Published in Business News

There is no shortage of retirement planning tips and strategies that, on face value, make great sense. But all too often the advice is incomplete, the suggested implementation is flawed, or the strategy is based on a risky underlying premise.

Here are five popular retirement strategies where a very good idea doesn’t quite go far enough.

“We auto-enroll you in the workplace retirement plan, so you’re set.”

Over the past 15 years, many workplace retirement plans have automatically enrolled new employees in the 401(k), to get workers over the biggest hurdle: starting to save for retirement. That’s fantastic.

What they don’t tell you: “We auto-enroll you at too low of a rate.” Many plans choose an initial contribution rate for the new employee that is way below the 10% to 15% of salary that experts recommend as being crucial to landing in retirement with enough savings. And many plans lack a feature that automatically raises the too-low savings rate once a year.

“Our workplace retirement plan includes a nice matching contribution.”


After health insurance, a workplace retirement plan is the most valued employee benefit. In the recruiting pitch, HR and hiring managers love to point out the added bonus of a fantastic employer matching contribution.

What they don’t tell you: “Hey, if you rely on us to auto-enroll you, chances are we’ll start you at a contribution rate that ensures you don’t qualify for our maximum match.” Employers are free to draw up their own formula for how they dole out a matching contribution, and there are dozens of different formulas in play. One of the more common formulas is to offer a 50% match for an employee who contributes 6% of their pay into their retirement account. That is, if you send 6% of your pay into your retirement account, your employer will kick in another 3%.

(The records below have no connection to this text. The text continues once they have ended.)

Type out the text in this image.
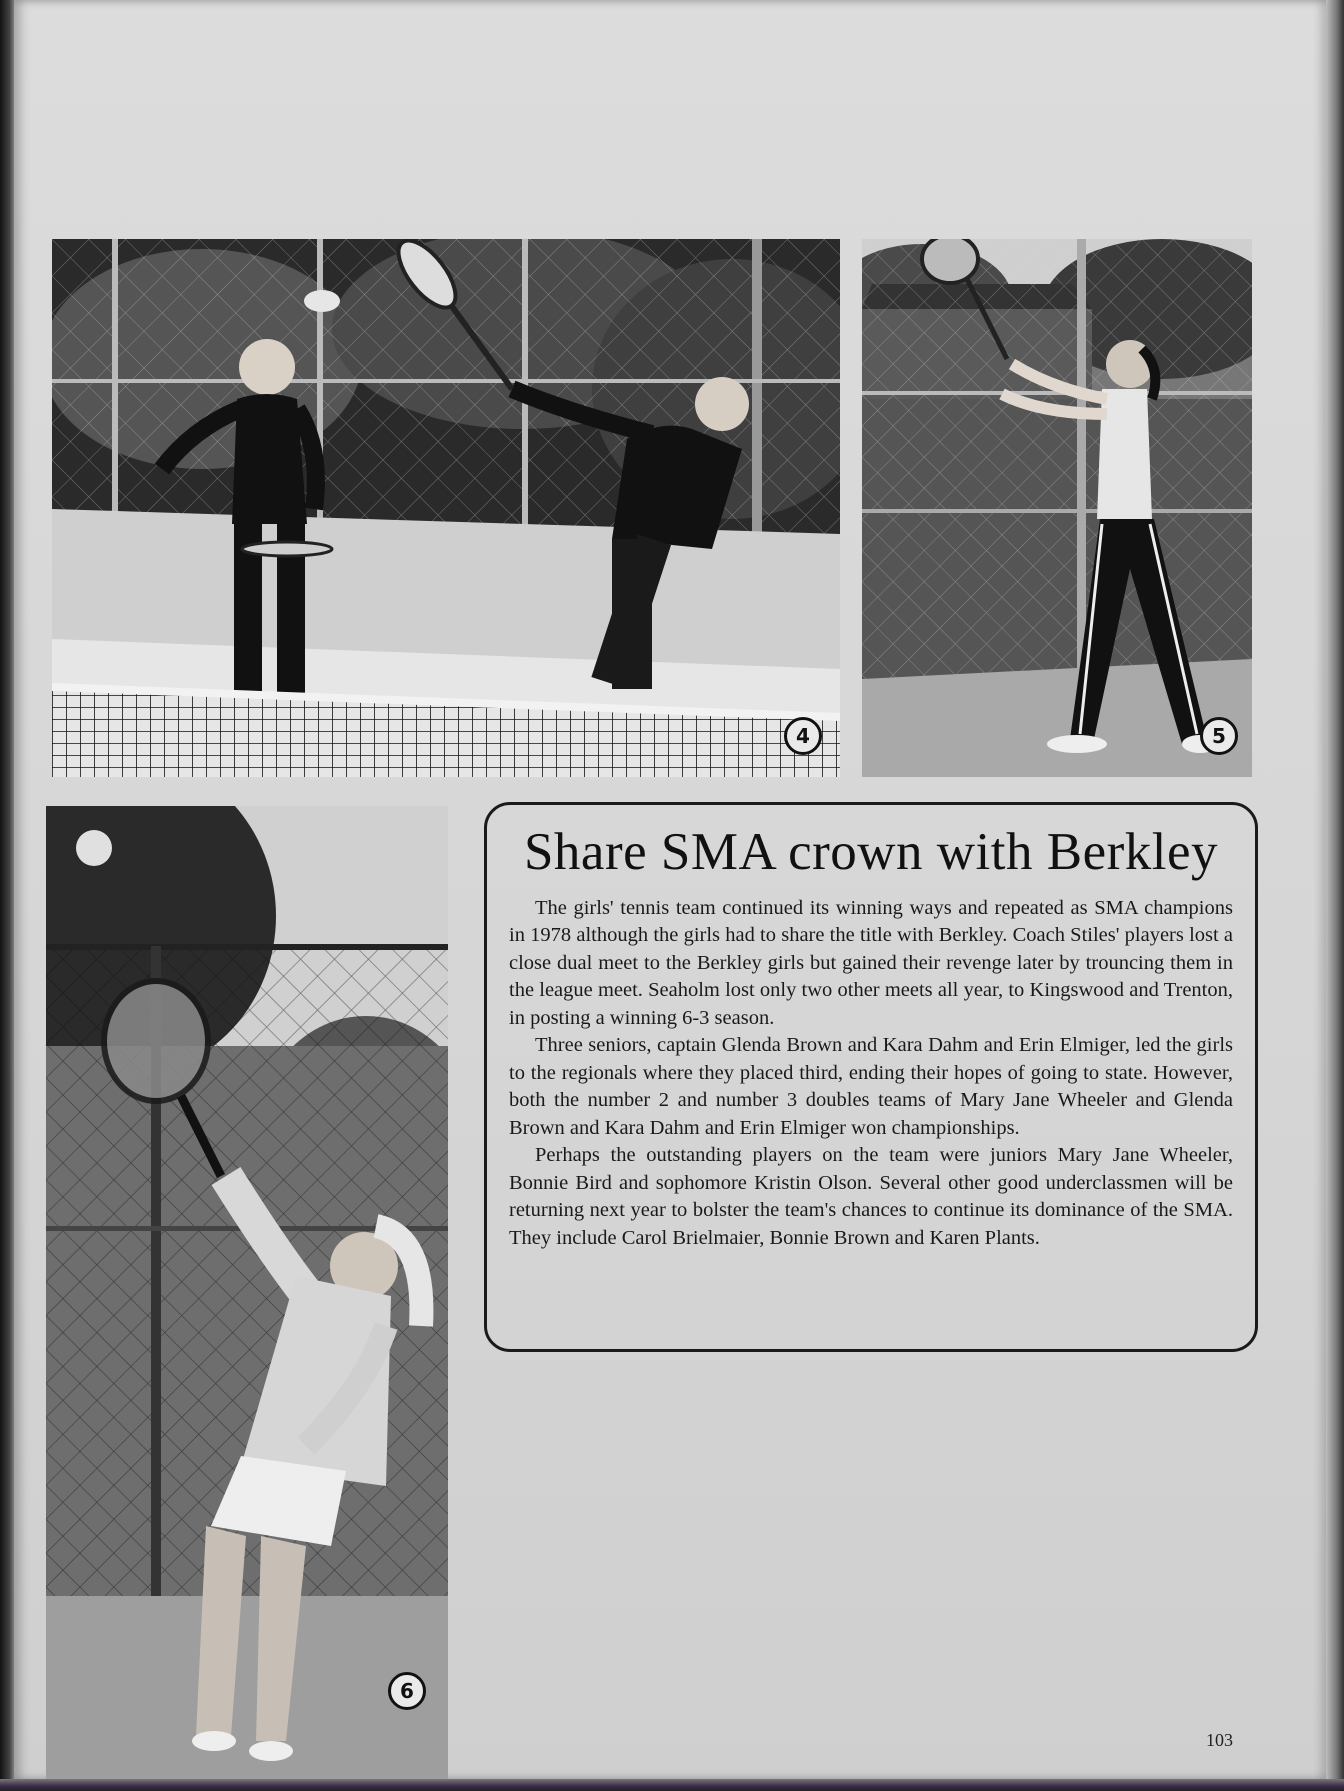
4	5
6
Share SMA crown with Berkley

The girls' tennis team continued its winning ways and repeated as SMA champions in 1978 although the girls had to share the title with Berkley. Coach Stiles' players lost a close dual meet to the Berkley girls but gained their revenge later by trouncing them in the league meet. Seaholm lost only two other meets all year, to Kingswood and Trenton, in posting a winning 6-3 season.

Three seniors, captain Glenda Brown and Kara Dahm and Erin Elmiger, led the girls to the regionals where they placed third, ending their hopes of going to state. However, both the number 2 and number 3 doubles teams of Mary Jane Wheeler and Glenda Brown and Kara Dahm and Erin Elmiger won championships.

Perhaps the outstanding players on the team were juniors Mary Jane Wheeler, Bonnie Bird and sophomore Kristin Olson. Several other good underclassmen will be returning next year to bolster the team's chances to continue its dominance of the SMA. They include Carol Brielmaier, Bonnie Brown and Karen Plants.

103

According to T. Rowe Price, less than 40% of plans that auto-enroll workers set an initial deferral rate of at least 6%. That suggests plenty of workers are being set up to leave money on the table.

Moreover, Vanguard’s annual report on workplace retirement plans it administers says that 20% of plans (which cover nearly one-third of all participants in Vanguard-administered plans) have to wait one year before they are eligible for the matching contribution. Spend four years at a job and you only get three years of a match.